A group of scientists from Ben-Gurion University in the Negev (Israel) is studying how to transmit information from isolated computers (airgap). They have already developed blinking data transfer methods. HDD LED, marshurizer or keyboardselectromagnetic radiation from the USB bus and from GPU cardsounds GPU cooler and magnetic head HDD, across thermal radiation and audio speakers (inaudible range) on changing PC power consumption and display brightness. It turns out that the list is not limited to this.
April 13, 2020, scientists published a description of a new attack AiR-ViBeR with exfiltration of data through fan vibration. The transmission speed is lower than in other methods: only 0.5 bits per second with the cover of the system unit closed.
A team of researchers led by Mordechai Guri (Mordechai Guri) studied the vibrations that create the fans in the system unit.
Vibration Source – imbalancewhen the center of mass does not coincide with the geometric center of rotation
Researchers have developed a data transfer protocol based on a change in the speed of rotation of the rotator – and, therefore, vibration. The method is code-named AiR-ViBeR.
Isolated systems in local networks without access to the Internet are often used in state or corporate networks to store sensitive data. Guri’s research does not examine ways of compromising and introducing malware into these ultra-secure systems, but instead focuses on innovative ways of transmitting information in ways that firewalls and security systems are not designed for.
A malicious code entered in the victim’s system controls the speed of the fan. In this particular experiment, the FAN CONTROL pin from the motherboard was connected to the GPIO12 pin on the Raspberry Pi 3, and the Python modulated the signal by changing the fan speed.

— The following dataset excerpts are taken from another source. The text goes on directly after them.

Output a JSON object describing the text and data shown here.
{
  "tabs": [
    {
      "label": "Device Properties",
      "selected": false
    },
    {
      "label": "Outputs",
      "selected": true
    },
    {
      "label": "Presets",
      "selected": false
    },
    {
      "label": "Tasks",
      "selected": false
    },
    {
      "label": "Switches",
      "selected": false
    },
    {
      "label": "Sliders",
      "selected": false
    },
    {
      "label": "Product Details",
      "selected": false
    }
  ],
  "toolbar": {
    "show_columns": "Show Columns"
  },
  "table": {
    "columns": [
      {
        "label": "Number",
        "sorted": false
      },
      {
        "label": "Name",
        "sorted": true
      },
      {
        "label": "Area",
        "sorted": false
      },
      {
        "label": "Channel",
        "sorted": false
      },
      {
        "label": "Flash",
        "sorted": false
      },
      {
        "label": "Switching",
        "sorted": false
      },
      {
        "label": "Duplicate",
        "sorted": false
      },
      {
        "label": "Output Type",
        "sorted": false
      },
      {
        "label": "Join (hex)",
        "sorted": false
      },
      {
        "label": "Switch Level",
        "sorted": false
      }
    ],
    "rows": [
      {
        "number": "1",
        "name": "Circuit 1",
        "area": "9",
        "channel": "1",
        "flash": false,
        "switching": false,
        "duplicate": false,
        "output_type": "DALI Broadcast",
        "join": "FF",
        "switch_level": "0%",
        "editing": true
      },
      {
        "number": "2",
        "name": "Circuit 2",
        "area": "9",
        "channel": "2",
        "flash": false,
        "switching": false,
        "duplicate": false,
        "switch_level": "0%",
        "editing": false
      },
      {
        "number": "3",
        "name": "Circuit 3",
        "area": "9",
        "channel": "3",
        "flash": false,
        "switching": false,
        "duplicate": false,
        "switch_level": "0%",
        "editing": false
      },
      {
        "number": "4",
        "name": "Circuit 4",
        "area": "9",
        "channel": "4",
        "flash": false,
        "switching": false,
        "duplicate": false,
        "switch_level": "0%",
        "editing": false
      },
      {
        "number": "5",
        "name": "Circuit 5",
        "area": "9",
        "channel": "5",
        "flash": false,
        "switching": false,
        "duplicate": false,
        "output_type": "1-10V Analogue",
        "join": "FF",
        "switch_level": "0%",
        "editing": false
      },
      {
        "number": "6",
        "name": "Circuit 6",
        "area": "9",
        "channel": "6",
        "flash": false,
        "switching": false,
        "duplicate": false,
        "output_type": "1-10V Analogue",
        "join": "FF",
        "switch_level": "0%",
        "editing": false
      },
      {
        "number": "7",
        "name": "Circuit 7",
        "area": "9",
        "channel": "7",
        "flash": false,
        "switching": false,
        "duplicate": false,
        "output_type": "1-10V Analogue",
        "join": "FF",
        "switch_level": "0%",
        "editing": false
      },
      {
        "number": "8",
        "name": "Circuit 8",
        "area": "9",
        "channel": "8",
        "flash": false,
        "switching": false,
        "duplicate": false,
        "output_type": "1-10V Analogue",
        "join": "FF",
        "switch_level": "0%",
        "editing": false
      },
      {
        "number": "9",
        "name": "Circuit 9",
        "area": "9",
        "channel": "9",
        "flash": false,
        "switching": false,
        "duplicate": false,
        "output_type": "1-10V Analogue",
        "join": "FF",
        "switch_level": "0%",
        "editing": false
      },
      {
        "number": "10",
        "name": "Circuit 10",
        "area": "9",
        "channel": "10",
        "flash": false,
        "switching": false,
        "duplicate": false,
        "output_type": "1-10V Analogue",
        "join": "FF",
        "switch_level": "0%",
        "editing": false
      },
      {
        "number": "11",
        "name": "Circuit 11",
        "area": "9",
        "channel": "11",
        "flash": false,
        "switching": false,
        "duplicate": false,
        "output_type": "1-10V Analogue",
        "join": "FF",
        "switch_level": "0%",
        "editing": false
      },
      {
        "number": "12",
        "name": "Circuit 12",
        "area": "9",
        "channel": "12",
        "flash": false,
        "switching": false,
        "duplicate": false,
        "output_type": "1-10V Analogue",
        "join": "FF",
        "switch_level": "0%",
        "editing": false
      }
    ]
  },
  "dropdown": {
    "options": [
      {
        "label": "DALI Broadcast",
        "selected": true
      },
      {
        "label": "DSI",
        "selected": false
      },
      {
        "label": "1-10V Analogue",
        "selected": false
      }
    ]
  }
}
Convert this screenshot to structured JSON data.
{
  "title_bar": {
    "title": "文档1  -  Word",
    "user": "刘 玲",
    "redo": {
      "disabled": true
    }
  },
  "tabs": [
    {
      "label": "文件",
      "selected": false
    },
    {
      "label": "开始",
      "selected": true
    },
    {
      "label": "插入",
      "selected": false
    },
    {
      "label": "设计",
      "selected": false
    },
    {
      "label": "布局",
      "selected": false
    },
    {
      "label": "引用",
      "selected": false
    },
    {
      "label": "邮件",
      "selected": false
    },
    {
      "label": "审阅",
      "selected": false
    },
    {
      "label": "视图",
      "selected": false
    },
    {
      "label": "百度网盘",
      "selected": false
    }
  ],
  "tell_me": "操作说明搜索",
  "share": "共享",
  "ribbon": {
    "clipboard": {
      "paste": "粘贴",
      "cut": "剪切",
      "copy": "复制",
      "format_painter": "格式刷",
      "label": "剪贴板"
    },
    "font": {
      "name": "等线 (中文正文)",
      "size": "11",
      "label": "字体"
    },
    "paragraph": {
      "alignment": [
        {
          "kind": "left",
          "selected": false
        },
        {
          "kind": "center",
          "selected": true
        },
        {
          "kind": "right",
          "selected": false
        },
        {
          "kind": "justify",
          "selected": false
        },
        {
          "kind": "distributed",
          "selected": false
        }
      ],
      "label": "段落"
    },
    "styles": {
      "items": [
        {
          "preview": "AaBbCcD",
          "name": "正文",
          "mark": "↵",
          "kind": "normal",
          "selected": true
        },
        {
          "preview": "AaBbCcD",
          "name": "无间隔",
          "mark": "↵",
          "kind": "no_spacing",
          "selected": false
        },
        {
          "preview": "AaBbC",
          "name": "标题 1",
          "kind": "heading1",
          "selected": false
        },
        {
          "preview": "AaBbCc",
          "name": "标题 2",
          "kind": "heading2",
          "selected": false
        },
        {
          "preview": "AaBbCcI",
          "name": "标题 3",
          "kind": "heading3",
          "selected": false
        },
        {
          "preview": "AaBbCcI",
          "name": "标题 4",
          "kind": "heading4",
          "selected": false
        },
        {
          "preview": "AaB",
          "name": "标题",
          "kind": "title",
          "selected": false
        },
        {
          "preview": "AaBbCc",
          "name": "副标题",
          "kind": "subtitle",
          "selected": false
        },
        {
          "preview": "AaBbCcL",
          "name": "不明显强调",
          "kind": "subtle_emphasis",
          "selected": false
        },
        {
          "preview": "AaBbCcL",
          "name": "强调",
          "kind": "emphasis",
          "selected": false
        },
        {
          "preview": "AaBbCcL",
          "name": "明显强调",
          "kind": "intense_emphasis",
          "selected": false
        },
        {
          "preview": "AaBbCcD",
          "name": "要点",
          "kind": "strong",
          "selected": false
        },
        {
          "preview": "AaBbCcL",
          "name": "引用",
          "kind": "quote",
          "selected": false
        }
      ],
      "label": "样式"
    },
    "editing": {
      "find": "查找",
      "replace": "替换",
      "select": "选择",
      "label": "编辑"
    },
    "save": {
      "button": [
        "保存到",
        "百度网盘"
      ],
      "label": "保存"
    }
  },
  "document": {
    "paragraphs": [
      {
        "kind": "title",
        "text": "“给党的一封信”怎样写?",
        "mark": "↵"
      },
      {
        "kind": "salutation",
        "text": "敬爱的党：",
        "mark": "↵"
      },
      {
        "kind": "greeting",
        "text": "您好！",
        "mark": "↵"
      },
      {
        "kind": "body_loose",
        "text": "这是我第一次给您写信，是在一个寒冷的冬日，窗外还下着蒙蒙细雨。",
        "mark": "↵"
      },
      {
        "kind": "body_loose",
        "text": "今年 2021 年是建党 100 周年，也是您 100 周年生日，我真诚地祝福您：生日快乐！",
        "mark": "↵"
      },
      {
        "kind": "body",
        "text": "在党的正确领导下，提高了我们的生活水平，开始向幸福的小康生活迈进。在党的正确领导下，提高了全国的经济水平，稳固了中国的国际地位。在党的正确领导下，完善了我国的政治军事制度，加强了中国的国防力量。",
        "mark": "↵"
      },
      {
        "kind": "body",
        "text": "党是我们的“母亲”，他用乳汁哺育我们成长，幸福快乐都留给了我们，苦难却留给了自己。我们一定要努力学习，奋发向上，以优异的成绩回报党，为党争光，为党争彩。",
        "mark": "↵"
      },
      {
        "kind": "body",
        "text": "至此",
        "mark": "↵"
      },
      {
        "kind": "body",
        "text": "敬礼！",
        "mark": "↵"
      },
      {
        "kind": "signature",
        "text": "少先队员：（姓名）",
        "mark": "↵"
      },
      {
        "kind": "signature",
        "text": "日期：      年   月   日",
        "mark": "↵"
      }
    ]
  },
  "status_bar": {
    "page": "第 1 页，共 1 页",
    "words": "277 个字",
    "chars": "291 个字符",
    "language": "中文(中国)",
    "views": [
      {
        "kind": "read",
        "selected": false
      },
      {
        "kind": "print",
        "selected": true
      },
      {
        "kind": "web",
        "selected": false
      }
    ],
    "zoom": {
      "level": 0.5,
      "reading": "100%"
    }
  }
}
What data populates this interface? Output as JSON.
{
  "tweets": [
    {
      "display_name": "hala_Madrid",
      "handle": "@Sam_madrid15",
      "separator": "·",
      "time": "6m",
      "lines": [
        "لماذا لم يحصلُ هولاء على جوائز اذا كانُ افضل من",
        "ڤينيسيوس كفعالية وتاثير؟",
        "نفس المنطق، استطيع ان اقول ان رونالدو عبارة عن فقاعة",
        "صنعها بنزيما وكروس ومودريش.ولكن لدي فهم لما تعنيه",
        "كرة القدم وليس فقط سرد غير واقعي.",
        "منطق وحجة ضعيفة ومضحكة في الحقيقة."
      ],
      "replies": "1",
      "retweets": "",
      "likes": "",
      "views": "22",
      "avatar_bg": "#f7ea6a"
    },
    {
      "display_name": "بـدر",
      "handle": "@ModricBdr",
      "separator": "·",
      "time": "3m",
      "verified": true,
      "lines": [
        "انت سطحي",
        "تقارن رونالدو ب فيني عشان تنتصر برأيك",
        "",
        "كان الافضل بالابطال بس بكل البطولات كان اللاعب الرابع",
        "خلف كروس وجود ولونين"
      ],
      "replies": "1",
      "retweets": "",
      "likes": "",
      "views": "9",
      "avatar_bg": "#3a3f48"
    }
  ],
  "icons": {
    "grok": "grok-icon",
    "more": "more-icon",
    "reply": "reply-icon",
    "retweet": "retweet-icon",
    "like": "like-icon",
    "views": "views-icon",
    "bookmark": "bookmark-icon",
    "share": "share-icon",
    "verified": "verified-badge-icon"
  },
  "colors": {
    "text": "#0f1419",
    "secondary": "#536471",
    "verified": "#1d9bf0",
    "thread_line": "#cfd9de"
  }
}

The signal is received by the accelerometer of the smartphone, which lies at a distance of about a meter from the computer.
The demodulation algorithm is given below.
Here, a potential attacker has two options: he can either place his smartphone near an infected computer, or infect the smartphones of employees who work with this computer. Accelerometer sensors in modern smartphones are available to any application without requiring user permission, which simplifies the attack, the researchers write.
The AiR-ViBeR application on a smartphone received a secret word from a computer through table vibrations
Although the AiR-ViBeR attack can be considered theoretically possible, it is highly unlikely that it will be used in real life. The transfer speed is too low, and attackers will better resort to any other method of removing information from an isolated computer.
The ratio of signal to noise in different positions of the receiving device relative to the signal source (positions are shown in the photo above)
However, administrators of secret systems should keep in mind the theoretical possibility of transferring data through a computer fan.